I tend to be forgetful in the kitchen and sometimes burn a pot or pan. It's not always my fault because my twin sons are such great conversationalists. They can talk about almost anything and are so engaging that I lose track of time … easily.
The other day I did a doozie. I was cooking zucchini (used spell check for this one) and the pan ran out of water. It must have been over an hour on high heat. Whew! The pan was totally burned and carbonized. I was surprised the handle had not melted.
The smell was … unique.
I just knew my sweet wife would give me one of those looks. You know, the I am not too sure you should be around the kids, look.
I really don't like "the look" so I began thinking of ways to avoid it.
After much thinking and testing here is what works so well that after you use it you'll think you bought a new pan.
Drum roll …
3M wet or dry sand paper.
It is absolutely amazing!
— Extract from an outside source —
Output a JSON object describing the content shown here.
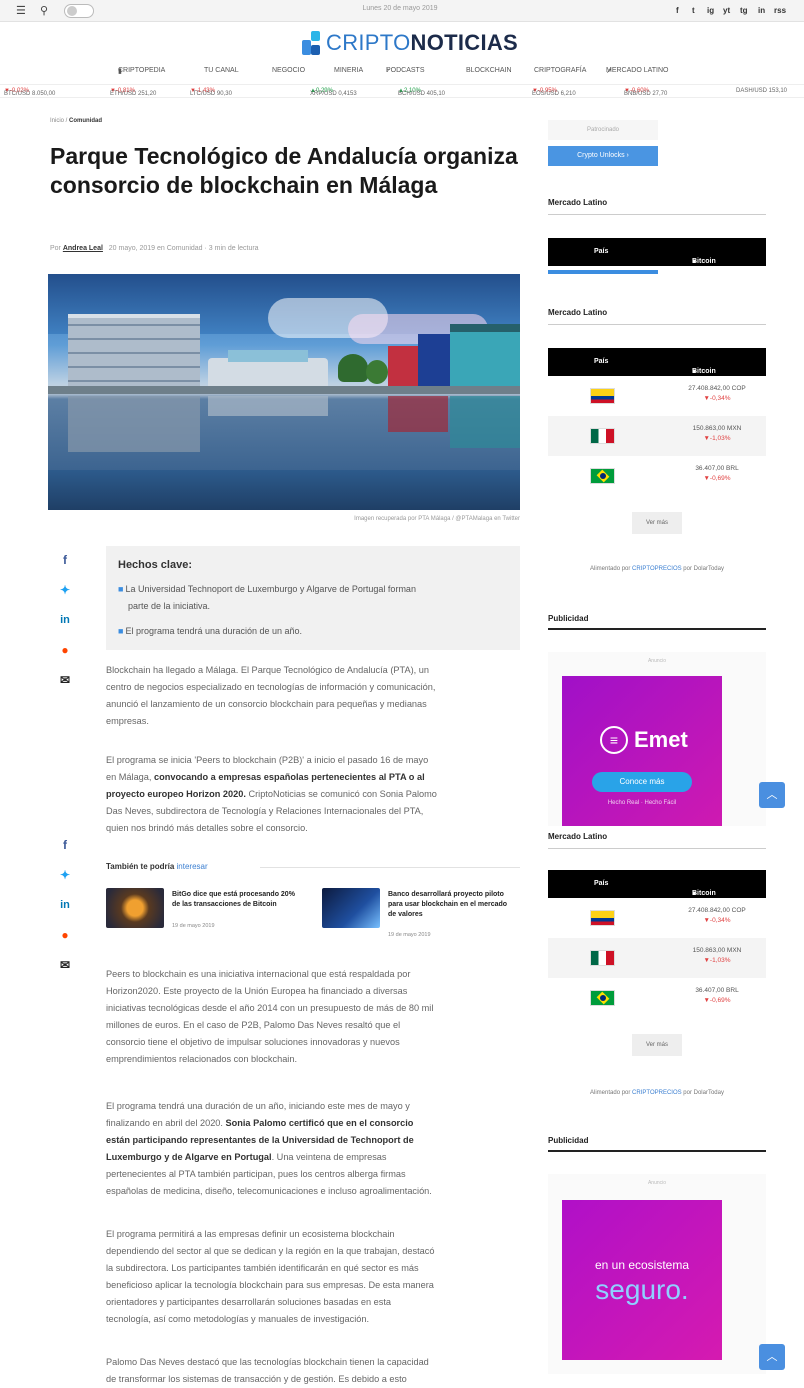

I used 320 grit (very fine) 400 works well, too. It can be found at most auto parts stores and in the paint section at Walmart (don't kid, I see my millionaire neighbors there too).
It feels almost like just a rough piece of paper … that's how fine it is.
Here's what you do:
1. carefully remove any thick burned-on food with a flat razor blade.
2. Slightly fill the burned (stainless-steel) pan with soap water.
3. scrub with the sand paper until the burned residue is gone.
You'll be amazed at the results. What was once a nasty burned spot will look like new. Your stainless-steel pan will shine like brand spanking new.
I hope this is helpful, however you may not need this tip as you probably have a whole brain … or a timer.